Apr 1, 2009
Please refer to my earlier post (April 2007) on xml sitemaps. The search engines have agreed on a joint xml sitemap protocol.
I personally like adding some formatting to my xml sitemap - I use the Google sitemaps toolbox - I am able to see the total number of url's in the sitemap, and sort the sitemap by each of its columns.
An xml sitemap is a listing of url's that are contained in your website that contains extra information:
- like when the page was last updated,
- the priority that you want Google to spider the page compared to other pages
- how often you want the page spidered - ie all the time, daily, weekly, monthly
You can submit an xml sitemap, an rss feed, or even a list of url's in a text file.
The information can be submitted to Google via Google webmaster tools, and you can also include a link to the sitemap in your robots.txt file
Why a Google sitemapA sitemap is best when you have a content management system that automatically creates updated "last modified" entries, and automatically adds new pages. You set things up so that Google is automatically pinged to let them know of the new entries.
In general, Google will spider your website as often as it schedules it, based on the highest Google PR of your pages. Having a sitemap will not in itself get your pages spidered more often. However, Google is more likely to respider your latest additions and changes if you notify it via pinging and differences in the sitemap compared to the last time it spidered it.
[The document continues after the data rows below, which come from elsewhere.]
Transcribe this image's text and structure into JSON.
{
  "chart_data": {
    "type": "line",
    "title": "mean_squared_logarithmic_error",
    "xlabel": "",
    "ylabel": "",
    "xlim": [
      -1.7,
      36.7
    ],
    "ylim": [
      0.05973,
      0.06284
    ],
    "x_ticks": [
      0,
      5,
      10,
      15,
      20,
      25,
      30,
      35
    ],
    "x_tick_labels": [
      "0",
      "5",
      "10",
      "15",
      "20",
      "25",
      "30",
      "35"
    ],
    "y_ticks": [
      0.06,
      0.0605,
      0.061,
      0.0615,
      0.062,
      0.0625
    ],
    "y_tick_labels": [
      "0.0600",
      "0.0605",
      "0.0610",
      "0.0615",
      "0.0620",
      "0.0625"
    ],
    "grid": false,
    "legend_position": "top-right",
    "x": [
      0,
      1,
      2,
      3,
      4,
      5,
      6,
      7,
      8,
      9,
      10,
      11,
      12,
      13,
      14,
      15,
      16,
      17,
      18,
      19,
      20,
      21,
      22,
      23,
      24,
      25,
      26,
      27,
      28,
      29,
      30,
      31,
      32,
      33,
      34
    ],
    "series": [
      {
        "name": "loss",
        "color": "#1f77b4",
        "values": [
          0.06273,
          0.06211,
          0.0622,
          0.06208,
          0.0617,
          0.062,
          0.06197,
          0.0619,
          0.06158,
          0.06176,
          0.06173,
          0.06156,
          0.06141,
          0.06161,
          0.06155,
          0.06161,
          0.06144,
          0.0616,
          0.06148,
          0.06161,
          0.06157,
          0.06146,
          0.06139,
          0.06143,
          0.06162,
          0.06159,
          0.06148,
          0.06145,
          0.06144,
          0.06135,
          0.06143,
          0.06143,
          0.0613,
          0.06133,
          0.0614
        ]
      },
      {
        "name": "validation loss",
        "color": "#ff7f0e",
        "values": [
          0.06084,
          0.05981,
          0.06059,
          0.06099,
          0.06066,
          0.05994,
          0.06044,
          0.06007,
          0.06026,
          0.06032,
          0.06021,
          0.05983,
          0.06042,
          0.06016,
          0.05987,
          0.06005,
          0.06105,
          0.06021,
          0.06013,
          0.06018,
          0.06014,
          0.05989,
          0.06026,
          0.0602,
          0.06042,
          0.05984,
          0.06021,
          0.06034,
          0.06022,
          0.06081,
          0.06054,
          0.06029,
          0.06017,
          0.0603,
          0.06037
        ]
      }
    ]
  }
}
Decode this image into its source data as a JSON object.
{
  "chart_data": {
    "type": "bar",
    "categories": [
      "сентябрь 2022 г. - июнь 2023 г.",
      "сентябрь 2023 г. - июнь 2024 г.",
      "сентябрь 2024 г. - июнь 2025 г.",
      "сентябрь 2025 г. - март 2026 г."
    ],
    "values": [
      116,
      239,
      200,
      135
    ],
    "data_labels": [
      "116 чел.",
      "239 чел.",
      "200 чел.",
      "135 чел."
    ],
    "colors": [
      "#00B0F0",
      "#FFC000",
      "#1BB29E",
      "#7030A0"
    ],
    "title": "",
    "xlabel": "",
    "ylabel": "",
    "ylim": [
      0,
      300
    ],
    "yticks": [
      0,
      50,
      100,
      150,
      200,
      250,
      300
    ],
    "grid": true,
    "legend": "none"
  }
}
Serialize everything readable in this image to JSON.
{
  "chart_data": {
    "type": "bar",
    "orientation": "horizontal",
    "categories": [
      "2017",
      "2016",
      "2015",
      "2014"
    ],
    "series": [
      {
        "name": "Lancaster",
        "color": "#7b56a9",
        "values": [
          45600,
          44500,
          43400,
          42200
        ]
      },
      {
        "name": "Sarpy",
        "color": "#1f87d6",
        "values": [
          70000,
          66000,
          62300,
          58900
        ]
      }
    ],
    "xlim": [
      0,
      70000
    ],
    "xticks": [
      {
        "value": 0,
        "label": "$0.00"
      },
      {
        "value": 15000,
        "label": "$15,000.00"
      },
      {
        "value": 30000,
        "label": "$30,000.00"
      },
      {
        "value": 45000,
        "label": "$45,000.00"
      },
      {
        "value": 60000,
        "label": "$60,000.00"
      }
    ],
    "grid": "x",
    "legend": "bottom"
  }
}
So don't spam Google and tell it that all pages have been changed when in fact only one page has been changed. Make sure you have pages with different priorities, otherwise in effect you are giving no information to Google.
If you have a large website with thousands of pages, prioritised spidering will get your new information updated faster than otherwise. With a small website there is little benefit, as Google would be spidering the whole lot in one go anyway.
Submitting your sitemap to Google will let Google know your total number of website pages. You will then have the stat "Total URL's:x Indexed url's: y" - you will know how many of your pages are in Google. A very useful stat.
There are some great sitemap generators that will spider your website, and create an xml sitemap - but the risk is that you will not update it with new pages, nor use it to tell Google about updates to pages. So such a sitemap does not give that much benefit.